All of this is compounded by Sokurov's penchant for pulling and warping the image, as initiated in Mother and Son, and which here seems peculiarly appropriate for a tale of a man falling under an outside, possibly satanic influence. Faust was shot in the practically square 1:133 aspect ratio, but is being projected (in a way the multiplex, with its automated projection systems, simply couldn't handle) through a 1:185 lens, resulting in a pleasing, round-cornered image with a misty, singular look - Sokurov's own version of Instagram, perhaps, mitigating against the horrors he's filming here.

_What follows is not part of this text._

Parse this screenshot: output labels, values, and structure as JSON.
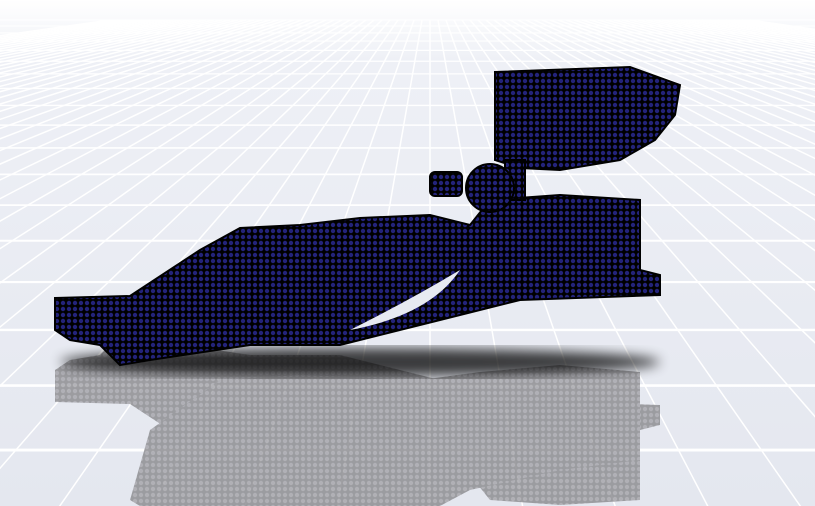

For all its digital wizardry, the film is unlikely to do Transformers numbers; the furore the film caused at last year's Venice Film Festival - where many were appalled it should have won the Golden Lion - suggests Faust won't satisfy every arthouse palate, either. But it struck me as prime Sokurov: dazzling and unfathomable in equal parts, ripe for deconstruction in the pages of Sight & Sound magazine by Professor Ian Christie of Birkbeck College, London, and finally - however much Michael Bay might protest - quite unlike anything else out there in the universe right now, never mind the cinema.
Faust opens in selected cinemas from tomorrow.